CHURCH HILL — Volunteer High School senior Jaden-Ann Fraser may already have the credentials to become a NCAA Division I competitive shooter, which his her ultimate goal, but on Saturday she added the crown jewel to a growing list of national titles.
More than 1,500 air rifle shooters from across the country competed in a “postal” event earlier this year to be among the 30 chosen to compete July 25-27 in the 29th annual American Legion Junior 3-Position Air Rifle National Championship.
The “postal” preliminaries involved shooters mailing in their results, with American Legion judges choosing the best of the best for this national invitational.
Two members of Volunteer's NJROTC rifle team scored well enough to make that cut — Fraser and freshman teammate Olivia Cattrell, who were among the 15 competitors in the Sporter division. Another 15 competed in the Precision category.
The national event was held at the USA Shooting Range at the Olympic Training Center in Colorado Springs, Colo.
Fraser and Cattrell were sponsored by the Kingsport American Legion Post 3 to cover their traveling expenses.
Just being at the Olympic Training Center was an experience in itself, which the girls talked about in a video that can be seen in the online version of this article at www.timesnews.net.
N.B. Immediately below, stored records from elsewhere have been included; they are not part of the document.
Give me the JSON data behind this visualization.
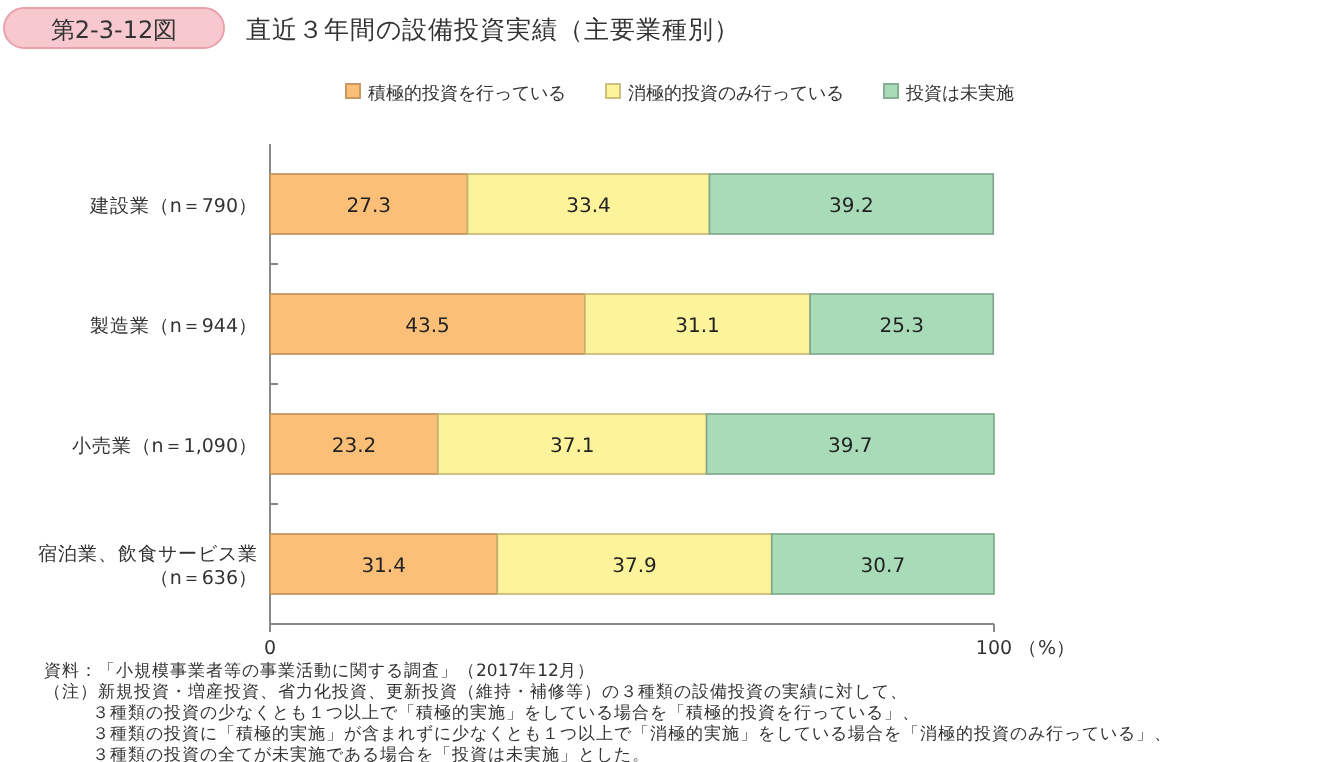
{
  "chart_data": {
    "type": "bar",
    "orientation": "horizontal",
    "stacked": true,
    "subtitle": "第2-3-12図",
    "title": "直近３年間の設備投資実績（主要業種別）",
    "xlabel": "（%）",
    "categories": [
      "建設業（n＝790）",
      "製造業（n＝944）",
      "小売業（n＝1,090）",
      "宿泊業、飲食サービス業（n＝636）"
    ],
    "series": [
      {
        "name": "積極的投資を行っている",
        "color": "#fbbf78",
        "values": [
          27.3,
          43.5,
          23.2,
          31.4
        ]
      },
      {
        "name": "消極的投資のみ行っている",
        "color": "#fdf39b",
        "values": [
          33.4,
          31.1,
          37.1,
          37.9
        ]
      },
      {
        "name": "投資は未実施",
        "color": "#a8dbb8",
        "values": [
          39.2,
          25.3,
          39.7,
          30.7
        ]
      }
    ],
    "xlim": [
      0,
      100
    ],
    "xticks": [
      0,
      100
    ],
    "data_labels": true,
    "legend": "top",
    "grid": false,
    "annotations": [
      "資料：「小規模事業者等の事業活動に関する調査」（2017年12月）",
      "（注）新規投資・増産投資、省力化投資、更新投資（維持・補修等）の３種類の設備投資の実績に対して、",
      "３種類の投資の少なくとも１つ以上で「積極的実施」をしている場合を「積極的投資を行っている」、",
      "３種類の投資に「積極的実施」が含まれずに少なくとも１つ以上で「消極的実施」をしている場合を「消極的投資のみ行っている」、",
      "３種類の投資の全てが未実施である場合を「投資は未実施」とした。"
    ]
  }
}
The three day event started with two days of preliminaries (Thursday and Friday) involving two 60-shot rounds each day.
Heading into Saturday's finals, the field in each category was whittled down to eight, with Fraser holding a four point lead and Cattrell in third.
Following the 10-shot finals, Fraser and Cattrell held on to their previous positions of first and third, respectively, with Fraser taking the national title by only three points.
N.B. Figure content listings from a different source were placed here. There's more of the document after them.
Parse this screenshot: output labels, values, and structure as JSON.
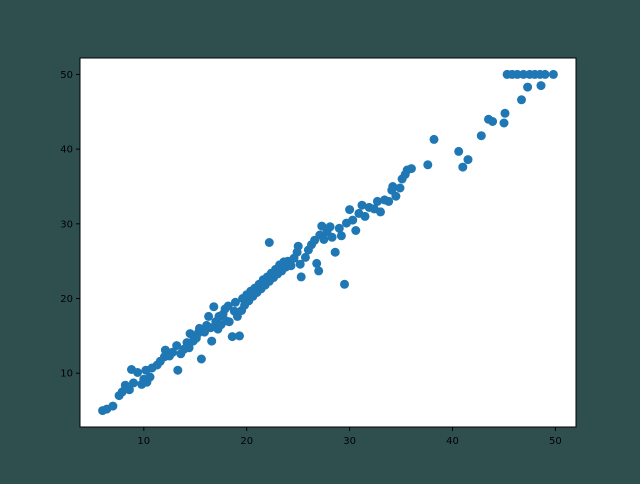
{
  "chart_data": {
    "type": "scatter",
    "title": "",
    "xlabel": "",
    "ylabel": "",
    "xlim": [
      3.8,
      52.0
    ],
    "ylim": [
      2.8,
      52.2
    ],
    "x_ticks": [
      10,
      20,
      30,
      40,
      50
    ],
    "y_ticks": [
      10,
      20,
      30,
      40,
      50
    ],
    "grid": false,
    "legend": "none",
    "colors": {
      "figure_background": "#2f4f4f",
      "plot_background": "#ffffff",
      "marker": "#1f77b4",
      "axis": "#000000"
    },
    "series": [
      {
        "points": [
          [
            6.0,
            5.0
          ],
          [
            6.4,
            5.2
          ],
          [
            7.0,
            5.6
          ],
          [
            7.6,
            7.0
          ],
          [
            7.9,
            7.5
          ],
          [
            8.2,
            8.4
          ],
          [
            8.6,
            7.8
          ],
          [
            9.0,
            8.7
          ],
          [
            8.8,
            10.5
          ],
          [
            9.4,
            10.1
          ],
          [
            9.8,
            8.5
          ],
          [
            10.0,
            9.2
          ],
          [
            10.3,
            8.8
          ],
          [
            10.6,
            9.5
          ],
          [
            10.2,
            10.4
          ],
          [
            10.8,
            10.7
          ],
          [
            11.3,
            11.1
          ],
          [
            11.6,
            11.6
          ],
          [
            12.0,
            12.2
          ],
          [
            12.1,
            13.1
          ],
          [
            12.5,
            12.3
          ],
          [
            12.8,
            12.8
          ],
          [
            13.2,
            13.7
          ],
          [
            13.3,
            10.4
          ],
          [
            13.6,
            12.6
          ],
          [
            13.9,
            13.2
          ],
          [
            14.2,
            14.1
          ],
          [
            14.4,
            13.4
          ],
          [
            14.5,
            15.3
          ],
          [
            14.8,
            14.3
          ],
          [
            15.1,
            14.7
          ],
          [
            15.3,
            15.4
          ],
          [
            15.4,
            16.0
          ],
          [
            15.6,
            11.9
          ],
          [
            15.9,
            15.5
          ],
          [
            16.1,
            16.4
          ],
          [
            16.3,
            17.6
          ],
          [
            16.5,
            16.1
          ],
          [
            16.6,
            14.3
          ],
          [
            16.8,
            18.9
          ],
          [
            17.0,
            16.9
          ],
          [
            17.2,
            15.9
          ],
          [
            17.3,
            17.6
          ],
          [
            17.5,
            16.5
          ],
          [
            17.7,
            17.9
          ],
          [
            17.9,
            18.6
          ],
          [
            18.0,
            17.0
          ],
          [
            18.2,
            19.0
          ],
          [
            18.3,
            16.9
          ],
          [
            18.6,
            14.9
          ],
          [
            18.8,
            18.3
          ],
          [
            18.9,
            19.5
          ],
          [
            19.1,
            17.6
          ],
          [
            19.3,
            15.0
          ],
          [
            19.5,
            18.4
          ],
          [
            19.6,
            20.0
          ],
          [
            19.8,
            19.1
          ],
          [
            20.0,
            20.5
          ],
          [
            20.2,
            19.7
          ],
          [
            20.4,
            21.0
          ],
          [
            20.6,
            20.3
          ],
          [
            20.8,
            21.4
          ],
          [
            21.0,
            20.8
          ],
          [
            21.2,
            21.9
          ],
          [
            21.4,
            21.3
          ],
          [
            21.6,
            22.5
          ],
          [
            21.8,
            21.8
          ],
          [
            22.0,
            22.9
          ],
          [
            22.2,
            22.3
          ],
          [
            22.2,
            27.5
          ],
          [
            22.4,
            23.4
          ],
          [
            22.6,
            22.8
          ],
          [
            22.8,
            23.9
          ],
          [
            23.0,
            23.3
          ],
          [
            23.2,
            24.5
          ],
          [
            23.4,
            23.7
          ],
          [
            23.6,
            24.9
          ],
          [
            23.8,
            24.2
          ],
          [
            24.0,
            25.0
          ],
          [
            24.3,
            24.4
          ],
          [
            24.6,
            25.4
          ],
          [
            24.9,
            26.2
          ],
          [
            25.2,
            24.6
          ],
          [
            25.3,
            22.9
          ],
          [
            25.0,
            27.0
          ],
          [
            25.7,
            25.5
          ],
          [
            26.0,
            26.5
          ],
          [
            26.3,
            27.2
          ],
          [
            26.6,
            27.8
          ],
          [
            26.8,
            24.7
          ],
          [
            27.0,
            23.7
          ],
          [
            27.1,
            28.5
          ],
          [
            27.3,
            29.7
          ],
          [
            27.5,
            27.9
          ],
          [
            27.8,
            28.9
          ],
          [
            28.1,
            29.6
          ],
          [
            28.3,
            28.2
          ],
          [
            28.6,
            26.2
          ],
          [
            29.0,
            29.4
          ],
          [
            29.2,
            28.4
          ],
          [
            29.5,
            21.9
          ],
          [
            29.7,
            30.1
          ],
          [
            30.0,
            31.9
          ],
          [
            30.3,
            30.5
          ],
          [
            30.6,
            29.1
          ],
          [
            30.9,
            31.4
          ],
          [
            31.2,
            32.5
          ],
          [
            31.5,
            31.0
          ],
          [
            31.9,
            32.2
          ],
          [
            32.4,
            32.0
          ],
          [
            32.7,
            33.0
          ],
          [
            33.0,
            31.6
          ],
          [
            33.4,
            33.2
          ],
          [
            33.8,
            33.0
          ],
          [
            34.1,
            34.5
          ],
          [
            34.2,
            35.0
          ],
          [
            34.5,
            33.7
          ],
          [
            34.9,
            34.8
          ],
          [
            35.1,
            36.0
          ],
          [
            35.4,
            36.6
          ],
          [
            35.6,
            37.2
          ],
          [
            36.0,
            37.4
          ],
          [
            37.6,
            37.9
          ],
          [
            38.2,
            41.3
          ],
          [
            40.6,
            39.7
          ],
          [
            41.0,
            37.6
          ],
          [
            41.5,
            38.6
          ],
          [
            42.8,
            41.8
          ],
          [
            43.5,
            44.0
          ],
          [
            43.9,
            43.7
          ],
          [
            45.0,
            43.5
          ],
          [
            45.1,
            44.8
          ],
          [
            45.3,
            50.0
          ],
          [
            45.8,
            50.0
          ],
          [
            46.3,
            50.0
          ],
          [
            46.7,
            46.6
          ],
          [
            46.9,
            50.0
          ],
          [
            47.3,
            48.3
          ],
          [
            47.5,
            50.0
          ],
          [
            48.0,
            50.0
          ],
          [
            48.5,
            50.0
          ],
          [
            48.6,
            48.5
          ],
          [
            49.0,
            50.0
          ],
          [
            49.8,
            50.0
          ]
        ]
      }
    ]
  }
}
“There was a lot riding on that two days of shooting and then the finals after,” Fraser told the Times News on Tuesday. “Every shot counts. Every single movement counts. You can't take any individual thing for granted or else you'll throw the match. We went in there knowing what we had to do. It's what we trained for all these months. I feel like I trained for this match since my freshman year, and we went and did what we know how to do.”
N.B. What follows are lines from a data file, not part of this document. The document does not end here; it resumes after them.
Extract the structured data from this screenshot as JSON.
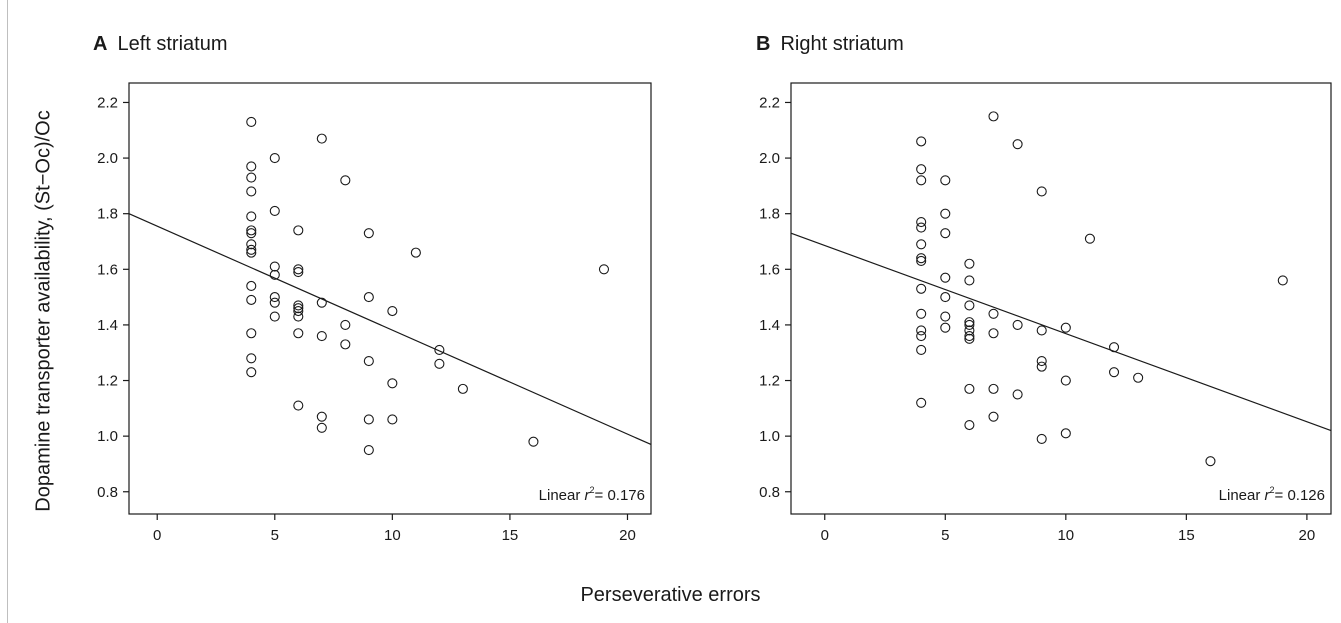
{
  "ylabel": "Dopamine transporter availability, (St−Oc)/Oc",
  "xlabel": "Perseverative errors",
  "chart_data": [
    {
      "type": "scatter",
      "panel_letter": "A",
      "title": "Left striatum",
      "annotation": {
        "prefix": "Linear ",
        "r": "r",
        "sup": "2",
        "suffix": "= 0.176"
      },
      "xlim": [
        -1.2,
        21.0
      ],
      "ylim": [
        0.72,
        2.27
      ],
      "xticks": [
        0,
        5,
        10,
        15,
        20
      ],
      "yticks": [
        0.8,
        1.0,
        1.2,
        1.4,
        1.6,
        1.8,
        2.0,
        2.2
      ],
      "fit_line": {
        "x": [
          -1.2,
          21.0
        ],
        "y": [
          1.8,
          0.97
        ]
      },
      "points": [
        [
          4,
          2.13
        ],
        [
          4,
          1.97
        ],
        [
          4,
          1.93
        ],
        [
          4,
          1.88
        ],
        [
          4,
          1.79
        ],
        [
          4,
          1.74
        ],
        [
          4,
          1.73
        ],
        [
          4,
          1.69
        ],
        [
          4,
          1.67
        ],
        [
          4,
          1.66
        ],
        [
          4,
          1.54
        ],
        [
          4,
          1.49
        ],
        [
          4,
          1.37
        ],
        [
          4,
          1.28
        ],
        [
          4,
          1.23
        ],
        [
          5,
          2.0
        ],
        [
          5,
          1.81
        ],
        [
          5,
          1.61
        ],
        [
          5,
          1.58
        ],
        [
          5,
          1.5
        ],
        [
          5,
          1.48
        ],
        [
          5,
          1.43
        ],
        [
          6,
          1.74
        ],
        [
          6,
          1.6
        ],
        [
          6,
          1.59
        ],
        [
          6,
          1.47
        ],
        [
          6,
          1.46
        ],
        [
          6,
          1.45
        ],
        [
          6,
          1.43
        ],
        [
          6,
          1.37
        ],
        [
          6,
          1.11
        ],
        [
          7,
          2.07
        ],
        [
          7,
          1.48
        ],
        [
          7,
          1.36
        ],
        [
          7,
          1.07
        ],
        [
          7,
          1.03
        ],
        [
          8,
          1.92
        ],
        [
          8,
          1.4
        ],
        [
          8,
          1.33
        ],
        [
          9,
          1.73
        ],
        [
          9,
          1.5
        ],
        [
          9,
          1.27
        ],
        [
          9,
          1.06
        ],
        [
          9,
          0.95
        ],
        [
          10,
          1.45
        ],
        [
          10,
          1.19
        ],
        [
          10,
          1.06
        ],
        [
          11,
          1.66
        ],
        [
          12,
          1.31
        ],
        [
          12,
          1.26
        ],
        [
          13,
          1.17
        ],
        [
          16,
          0.98
        ],
        [
          19,
          1.6
        ]
      ]
    },
    {
      "type": "scatter",
      "panel_letter": "B",
      "title": "Right striatum",
      "annotation": {
        "prefix": "Linear ",
        "r": "r",
        "sup": "2",
        "suffix": "= 0.126"
      },
      "xlim": [
        -1.4,
        21.0
      ],
      "ylim": [
        0.72,
        2.27
      ],
      "xticks": [
        0,
        5,
        10,
        15,
        20
      ],
      "yticks": [
        0.8,
        1.0,
        1.2,
        1.4,
        1.6,
        1.8,
        2.0,
        2.2
      ],
      "fit_line": {
        "x": [
          -1.4,
          21.0
        ],
        "y": [
          1.73,
          1.02
        ]
      },
      "points": [
        [
          4,
          2.06
        ],
        [
          4,
          1.96
        ],
        [
          4,
          1.92
        ],
        [
          4,
          1.77
        ],
        [
          4,
          1.75
        ],
        [
          4,
          1.69
        ],
        [
          4,
          1.64
        ],
        [
          4,
          1.63
        ],
        [
          4,
          1.53
        ],
        [
          4,
          1.44
        ],
        [
          4,
          1.38
        ],
        [
          4,
          1.36
        ],
        [
          4,
          1.31
        ],
        [
          4,
          1.12
        ],
        [
          5,
          1.92
        ],
        [
          5,
          1.8
        ],
        [
          5,
          1.73
        ],
        [
          5,
          1.57
        ],
        [
          5,
          1.5
        ],
        [
          5,
          1.43
        ],
        [
          5,
          1.39
        ],
        [
          6,
          1.62
        ],
        [
          6,
          1.56
        ],
        [
          6,
          1.47
        ],
        [
          6,
          1.41
        ],
        [
          6,
          1.4
        ],
        [
          6,
          1.38
        ],
        [
          6,
          1.36
        ],
        [
          6,
          1.35
        ],
        [
          6,
          1.17
        ],
        [
          6,
          1.04
        ],
        [
          7,
          2.15
        ],
        [
          7,
          1.44
        ],
        [
          7,
          1.37
        ],
        [
          7,
          1.17
        ],
        [
          7,
          1.07
        ],
        [
          8,
          2.05
        ],
        [
          8,
          1.4
        ],
        [
          8,
          1.15
        ],
        [
          9,
          1.88
        ],
        [
          9,
          1.38
        ],
        [
          9,
          1.27
        ],
        [
          9,
          1.25
        ],
        [
          9,
          0.99
        ],
        [
          10,
          1.39
        ],
        [
          10,
          1.2
        ],
        [
          10,
          1.01
        ],
        [
          11,
          1.71
        ],
        [
          12,
          1.32
        ],
        [
          12,
          1.23
        ],
        [
          13,
          1.21
        ],
        [
          16,
          0.91
        ],
        [
          19,
          1.56
        ]
      ]
    }
  ]
}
After the first day, Fraser held a comfortable 12 point lead over second place Kayla Kalenza from Volunteer's arch rival Fort Mill, S.C.
But that “pretty good cushion,’ as Fraser described it, didn't last as Kalenza cut the margin to four points heading into Saturday's finals. Fraser said she had a stressful Friday night.
Kalenza is left handed, and Fraser is right handed. As luck would have it they stood facing each other during the finals.
“We were right in front of each other the entire time making eye contact,” Fraser said. “Their monitor is fully in sight because she's left handed and I'm right handed. I can look at hers and she can look at mine. I'd shoot, know what mine was, and just be like, ‘OK your turn. What are you going to do?’”
Cattrell was only three points behind second place after the first day, and she had hopes of moving into second place on day two. But like her teammate, Cattrell struggled on day two and lost touch with second, although she had a comfortable 13 point lead over fourth place heading into the finals.
“My goal going in was top five, so I'm very pleased,” said Cattrell, who completes a freshman season that included multiple top-five finishes in national events.
This was Cattrell's first year of shooting anything, period. She never even shot a BB gun before joining the Volunteer NJROTC rifle team a year ago.
She can't explain her immediate success.
“I'm still comprehending it myself,” Cattrell said. “I don't think it has really sunk in yet.”
Fraser already owns multiple national shooting titles, but none of them top this American Legion championship at the Olympic Training Center.
“This is by far the biggest match I've ever shot,” Fraser said. “It's just the caliber of this match. Where it was. What it took to get there. I've never shot anything this intense with this much on the line, and I personally don't think I've shot this well competitively.”
She added, “You have to realize going into this competition, these are the top 30 shooters in the country. You know you're good, but you also know they're good. I knew I had the capability of doing that, and Olivia knew she had the capability. It's just applying that and not getting in your own way and taking it one shot at a time.”
Fraser's goal for this year is to repeat her past championships, win the titles she hasn't yet won and earn a shooting scholarship to an NCAA Division I school, preferably a military academy.